Gary worked for a major telecommunications company in Des
Moines, Iowa for 22 years until corporate downsizing offered him early retirement. He
hadn't planned on retiring so early, but he was luckythe company offered a
compensation package he couldn't resist.
"They dangled some big carrots in front of us,"
Gary said. "They added five years on our service time, five years on our age, and 15%
for five years to our pensions."
Gary made several lifestyle decisions. His house was paid
off, which helped enable him to retire early. Plus, he decided not to move east, where the
company would have placed him in a new job, because he didn't want to uproot his
high-school-age child.
To supplement his pension, Gary has valuable company stock
and a self-directed IRA that he funded by rolling over his 401(k) plan when his employment
at the company ended.
Adopt a Strategy
Mari Adam pointed out that most 50-somethings won't have a
company pension to rely on.
"The norm used to be Social Security and a company
pension. Now only one out of 10 retirees have pensions, and instead are responsible for
their own retirement planning," she said.
In this case, the key to attaining retirement goals is
having a money-management strategy.
"It's not the people that have the most money (who
retire successfully), it's the people who manage their money well. You have to ask
yourself what you want in terms of retirement, and quantify this for each age, 50, 60, and
older," she said.
Adam also noted that after knowing what you want in
retirement, planning for its cost is simple mathematics.

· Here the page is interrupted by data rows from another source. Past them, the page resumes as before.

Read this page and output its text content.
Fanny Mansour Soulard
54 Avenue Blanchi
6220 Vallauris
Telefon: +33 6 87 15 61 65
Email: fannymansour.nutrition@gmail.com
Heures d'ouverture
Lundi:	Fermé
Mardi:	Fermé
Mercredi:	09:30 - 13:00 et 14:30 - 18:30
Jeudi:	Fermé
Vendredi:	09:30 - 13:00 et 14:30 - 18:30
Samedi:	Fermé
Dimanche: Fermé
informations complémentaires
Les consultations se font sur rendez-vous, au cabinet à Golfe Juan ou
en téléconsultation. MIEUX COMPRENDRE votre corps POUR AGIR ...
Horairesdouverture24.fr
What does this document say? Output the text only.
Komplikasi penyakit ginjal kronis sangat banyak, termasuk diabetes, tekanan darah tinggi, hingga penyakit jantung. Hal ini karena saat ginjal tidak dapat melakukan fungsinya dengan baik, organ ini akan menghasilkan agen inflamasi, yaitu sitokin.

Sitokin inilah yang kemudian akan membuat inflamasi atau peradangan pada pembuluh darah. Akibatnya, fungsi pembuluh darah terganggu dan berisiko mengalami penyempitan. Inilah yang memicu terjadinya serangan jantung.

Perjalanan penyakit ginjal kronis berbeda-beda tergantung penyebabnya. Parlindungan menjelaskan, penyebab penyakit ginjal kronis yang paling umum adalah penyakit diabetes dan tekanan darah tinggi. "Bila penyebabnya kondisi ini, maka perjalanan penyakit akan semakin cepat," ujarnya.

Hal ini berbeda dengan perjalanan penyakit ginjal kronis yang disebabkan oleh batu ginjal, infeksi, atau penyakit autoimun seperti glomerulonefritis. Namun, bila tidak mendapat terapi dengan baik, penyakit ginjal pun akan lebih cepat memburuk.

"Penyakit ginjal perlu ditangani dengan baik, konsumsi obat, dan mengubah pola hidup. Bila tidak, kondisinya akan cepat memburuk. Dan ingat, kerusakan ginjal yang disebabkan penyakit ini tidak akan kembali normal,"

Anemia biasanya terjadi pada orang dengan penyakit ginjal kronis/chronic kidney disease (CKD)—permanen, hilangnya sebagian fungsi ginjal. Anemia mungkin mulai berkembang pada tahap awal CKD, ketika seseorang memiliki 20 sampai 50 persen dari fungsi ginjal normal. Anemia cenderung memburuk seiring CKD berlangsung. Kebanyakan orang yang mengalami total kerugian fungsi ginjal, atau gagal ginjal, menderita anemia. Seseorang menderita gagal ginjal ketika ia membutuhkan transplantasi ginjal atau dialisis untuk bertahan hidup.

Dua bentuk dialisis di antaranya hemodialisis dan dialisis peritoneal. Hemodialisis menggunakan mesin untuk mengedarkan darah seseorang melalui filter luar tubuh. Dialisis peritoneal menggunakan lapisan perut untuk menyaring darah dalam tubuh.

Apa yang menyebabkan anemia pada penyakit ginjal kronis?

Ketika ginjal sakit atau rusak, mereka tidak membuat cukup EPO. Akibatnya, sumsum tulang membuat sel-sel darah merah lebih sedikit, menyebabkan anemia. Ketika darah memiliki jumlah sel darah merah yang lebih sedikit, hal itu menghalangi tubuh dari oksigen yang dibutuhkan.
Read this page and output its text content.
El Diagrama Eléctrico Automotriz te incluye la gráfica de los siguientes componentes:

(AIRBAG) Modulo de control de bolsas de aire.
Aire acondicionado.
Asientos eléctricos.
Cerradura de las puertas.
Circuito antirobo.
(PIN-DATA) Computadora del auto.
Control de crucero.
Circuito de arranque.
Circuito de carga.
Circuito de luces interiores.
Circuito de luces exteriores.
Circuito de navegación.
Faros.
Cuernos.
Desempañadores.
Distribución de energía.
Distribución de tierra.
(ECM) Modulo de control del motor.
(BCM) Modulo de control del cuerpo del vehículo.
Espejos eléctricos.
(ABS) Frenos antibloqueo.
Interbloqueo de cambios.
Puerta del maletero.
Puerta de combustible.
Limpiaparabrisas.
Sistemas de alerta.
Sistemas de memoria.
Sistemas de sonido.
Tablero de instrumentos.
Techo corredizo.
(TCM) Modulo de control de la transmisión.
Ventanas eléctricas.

"The earlier you plan the better. But, if the
calculation of what you'll have for retirement falls short of your goals
you can
either save more money and invest more aggressively, or spend less prior to
retirement," she added.
Lifestyle Strategies
People may make lifestyle changes at different times, for
different reasons. Some are settling in to leisure or hobbies in their 50s, while others
may be leaving their primary careers in order to pursue other, possibly paid interests.
What general retirement-planning guidelines apply to this group of investors' wide-ranging
concerns?
If you're a 50-something investor, Deborah Voso has a few
suggestions:
- Define what retirement means to you. What will your
lifestyle be in retirement?
- Defining lifestyle means defining how much money you'll
need, so identify what your direct income sources will be.
- Ask what your direct income sources will pay for. Make sure
this list is realistic in terms of income provided, or you may want to consider
readjusting goals or length of time spent working.
- Review asset allocation. Five years or less before
retirement, you generally want to consider moving assets into less risky investments,
while a long-term portfolio can have riskier "growth" assets.
The most critical components of 50-something retirement
planning are time horizon, financial and working goals, and current and anticipated
expenses. These, ultimately, are the key determinants of what lifestyle your long-held pot
of retirement-earmarked gold can provide.